A little Rebage in the wind (RebaReview #7)
12-31-93 The Centrum
Worchester, MA, set I
Time: 13:16 (w/ Whistling)
Do I hear someone yelling for Peaches? Don't worry, you'll get
your turn. Besides, Reba and Peaches go together like Zappa and
Cream...um, what I mean to say, really, is, Peaches is up after
Reba, so keep your proverbial pants on.
Something that I recently noticed...the closing roll for the Reba
jam is the same as the opening roll for Peaches...just an idea for a
segue...like they need any help from me =P
Why don't I just stick to the review...
THE DIRECTIONS (0:00): Everything is smooth with the exception
of the second chorus, with (everyone?) going off key for a second
and (Fishman?) missing one little beat. Nothing of great import.
THE SIP (2:32): Very early things get off-key again, but soon
settle down into a steady sip.
THE SWALLOW (4:56): Happy New Year, Jon Fishman! No
mistakes swallowing tonite, and Fishman is showing signs of life,
even adding some woodblock(?) on the second gulp.
THE CHILL (6:21): On a cold December night in New England, I'll
bet a little *chill* can warm you right up...four measures in Page
repeats a chord and then scales upward, Trey shooting a note in
at the top...they both let the beat ride for three more measures,
then Page scales more quietly introducing Trey...nice lick to start,
then careful, quiet noodling on the low end. Soon Trey is tiptoing
toward the shallow end of the 'doc...he pauses once, dancing on a
note for a moment, then starts to tiptoe even higher...by 7:14 he
and Page have become a breeze blowing through a wind-chime.

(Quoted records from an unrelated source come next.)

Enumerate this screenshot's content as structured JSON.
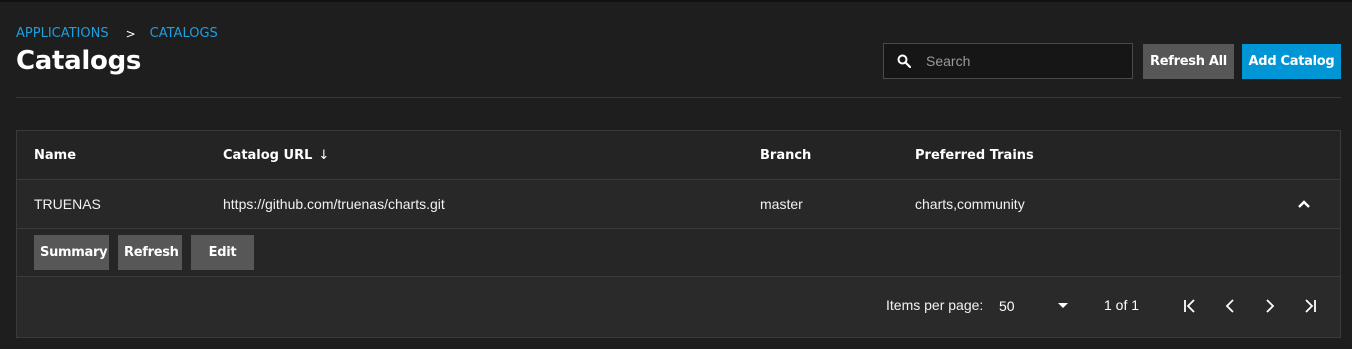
{
  "breadcrumb": {
    "items": [
      "APPLICATIONS",
      "CATALOGS"
    ],
    "separator": ">"
  },
  "page": {
    "title": "Catalogs"
  },
  "toolbar": {
    "search_placeholder": "Search",
    "refresh_all_label": "Refresh All",
    "add_catalog_label": "Add Catalog"
  },
  "table": {
    "columns": {
      "name": "Name",
      "url": "Catalog URL",
      "branch": "Branch",
      "trains": "Preferred Trains"
    },
    "sort_indicator": "↓",
    "rows": [
      {
        "name": "TRUENAS",
        "url": "https://github.com/truenas/charts.git",
        "branch": "master",
        "trains": "charts,community",
        "expanded": true
      }
    ],
    "row_actions": {
      "summary": "Summary",
      "refresh": "Refresh",
      "edit": "Edit"
    }
  },
  "paginator": {
    "items_per_page_label": "Items per page:",
    "items_per_page_value": "50",
    "range_label": "1 of 1"
  },
  "colors": {
    "accent": "#0095d5",
    "link": "#1e9fdf",
    "background": "#1e1e1e",
    "button_secondary": "#575757"
  }
}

Page quickly realizes he's not made of air and dives down
gracefully, but Trey doesn't want to come down yet...he holds on
to one extremely high note, plucking rapidly to stay aloft. He too,
though, starts to descend, slower than Page, and soon very gently
joins Leo in a quiet spot. Fish drums his woodblock as if waving
to Page and Trey. Hello down there, guys! =)
The shift at 7:42 brings us to some good ol' Reba brand noodles,
with Trey leaning towards the high end...Page has some trouble
finding the chords to accompany this...Mike has got the bottom
securly in place and Fishman is using the hi-hat to establish a
crisp rhythm. Page decides to forget chording support and
eventually switches to some complimentary noodling...when Trey
drifts off-key again, Page does the same...odd, interesting
effect...results in them pulling together more tightly. Nice. Page
has now got the progression to follow, and Trey starts to solo
with more confidence. Trey finds a solid, repetitive lick...a little
repetitiveness is often a sign of strengthening during these jams,
it seems. The jam starts to intensify, and a shift occurs at 9:23, a
good up-shift. We've definitely got our sights set on release now.
Fishman soon finds a pulse to stress, initiating a good, strong
build, with Page taking his time and Trey dwelling on a repeating
pattern. Nice release at 10:22. We're in the upper levels
now...Trey bounces away from one release point and fires off
some high notes. Another chance at a release passes by,
and we just sort of wander into top-tier Reba jamming. Some
cymbal crashes from Fishman warn me that this Reba has given
about all it will give...yup, here come the toms, ending at 11:22.
THE WET WHISTLE (11:49): The crowd is extremely pleased...so
much so that a large contigent starts stomping like they are at a
football game. We have to wait a few moments for this to calm
down before we get a good, strong, reasonably sharp whistle,
with the final note coming at 13:16.
The Rebas I've heard so far from '93 are showing signs of real
improvement over '91 and '92 versions that I've heard. There
seems to be more attention to the *chill*, and more fire at the
end. For fire, the 8-7-93 Darien Lake definitely comes through,
while this one shows some nice gentleness towards the
beginning...those are both important componants of a Reba to me.